Abstract

The possibility of using pike-perch of the ordinary Volga-Caspian basin and vegetable raw materials (Jerusalem artichoke and wormwood herb) in the technology of fish and vegetable soups for gerodietic nutrition has been found. It was determined that in the mass composition of pike-perch caught by the fishing artel “Chelyuskinets” and harvested by the fish processing enterprise VES, LLC the muscle tissue (meat) during its butchering made 44.5–45.1 and 40.4%, respectively. Pike perch meat belongs to the protein (18.0–19.0%) low-fat (1.1%) type of raw material. It was found that in the tubers of Jerusalem artichoke Skorospelka growing in the Astrakhan region, the water content was 77.0%, protein 4.0%, carbohydrates 18.0%, while the energy value of the raw material was 88 kcal/100 g. It has been stated that 0.01% aqueous extract of the medicinal herb wormwood has good organoleptic properties: it is colorless, odorless, with a slightly astringent taste of wormwood. This variant of the extract was chosen for adding into the fish broth.
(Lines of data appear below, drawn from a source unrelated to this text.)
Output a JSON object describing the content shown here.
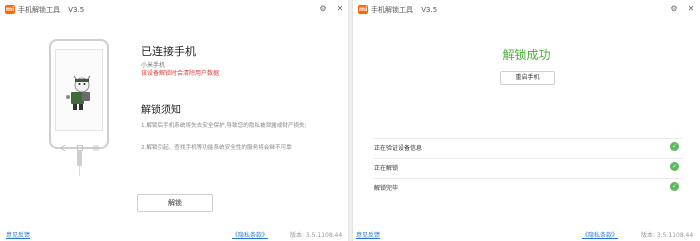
{
  "left": {
    "title_bar": {
      "logo": "mi",
      "app_name": "手机解锁工具",
      "version": "V3.5",
      "settings_icon": "gear-icon",
      "close_icon": "close-icon"
    },
    "status_title": "已连接手机",
    "device_name": "小米手机",
    "warning": "该设备解锁时会清除用户数据",
    "notice_title": "解锁须知",
    "notice_1": "1.解锁后手机系统将失去安全保护,导致您的隐私被泄露或财产损失;",
    "notice_2": "2.解锁引起、查找手机等功能系统安全性的服务将会继不可靠",
    "unlock_button": "解锁",
    "footer_feedback": "意见反馈",
    "footer_privacy": "《隐私条款》",
    "footer_version": "版本: 3.5.1108.44"
  },
  "right": {
    "title_bar": {
      "logo": "mi",
      "app_name": "手机解锁工具",
      "version": "V3.5",
      "settings_icon": "gear-icon",
      "close_icon": "close-icon"
    },
    "success_title": "解锁成功",
    "reboot_button": "重启手机",
    "steps": [
      {
        "label": "正在验证设备信息",
        "status": "done"
      },
      {
        "label": "正在解锁",
        "status": "done"
      },
      {
        "label": "解锁完毕",
        "status": "done"
      }
    ],
    "footer_feedback": "意见反馈",
    "footer_privacy": "《隐私条款》",
    "footer_version": "版本: 3.5.1108.44"
  },
  "colors": {
    "accent_orange": "#ff6700",
    "success_green": "#4caf3a",
    "warning_red": "#e03c3c",
    "link_blue": "#2a7ad5"
  }
}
There have been developed the formulations and prototypes of ready-to-eat fish and vegetable products: fish soup with minced pikeperch meatballs with wormwood extract, soup with minced pikeperch meatballs with potatoes in vegetable broth, soup with minced pikeperch meatballs with Jerusalem artichoke in fish and vegetable broth. Their organoleptic parameters of the product quality were studied, a significantly increased content of protein substances (7.7%) for the soup was found with a low fat content (1.1%) and low energy value (51.1 kcal/100 g), which allows classifying soup samples as functional gerodietic foodstuffs.